O neoliberalismo encontrou na extrema direita o seu parceiro ideal. O avanço das minorias no espaço público significava o avanço da democracia, a ampliação da presença do Estado de direito, com políticas inclusivas, a ascensão dos grupos até então invisibilizados no campo político e na arena pública, com suas demandas, gostos, formas de viver e, sobretudo, a exigência de serem reconhecidos como sujeitos portadores de direitos. Direitos que só poderiam ser implementados com a presença do Estado na sociedade e com a ampliação de conquistas sociais.
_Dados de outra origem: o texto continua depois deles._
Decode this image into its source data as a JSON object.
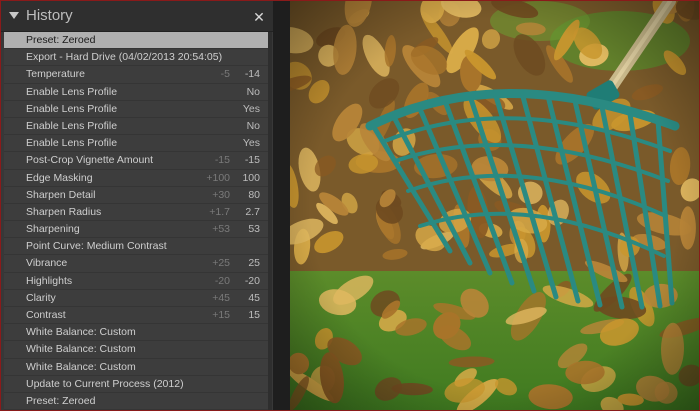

O projeto neoliberal não é viável com a agenda cidadã. Aproximar-se dos radicalismos religiosos e ideológicos, dos negacionismos, foi a fórmula encontrada para implementar as reformas desejadas. O neoliberalismo percebeu que o Estado de direito construído no Brasil através da democracia, cuja memória hegemônica se assenta na ampla participação da resistência democrática – ou seja, dos movimentos sociais e de direitos humanos – na reconstrução da democracia, cujo maior símbolo foi a Constituição de 1988, é um entrave. Faz-se necessário, assim, refundar essa memória para que os movimentos sociais alijados do debate público e desprestigiados no plano político sejam derrotados e as reformas neoliberais possam ser mais facilmente implementadas.

Considerações finais

Este artigo traz algumas reflexões e também muitas inquietações. Já temos acesso a uma pujante e qualificada produção historiográfica sobre os temas das memórias traumáticas, dos negacionismos, da ascensão da extrema direita e do impacto da história digital na formação da consciência histórica. Por outro lado, ainda há inúmeras questões a serem respondidas e que dependerão de investigações futuras.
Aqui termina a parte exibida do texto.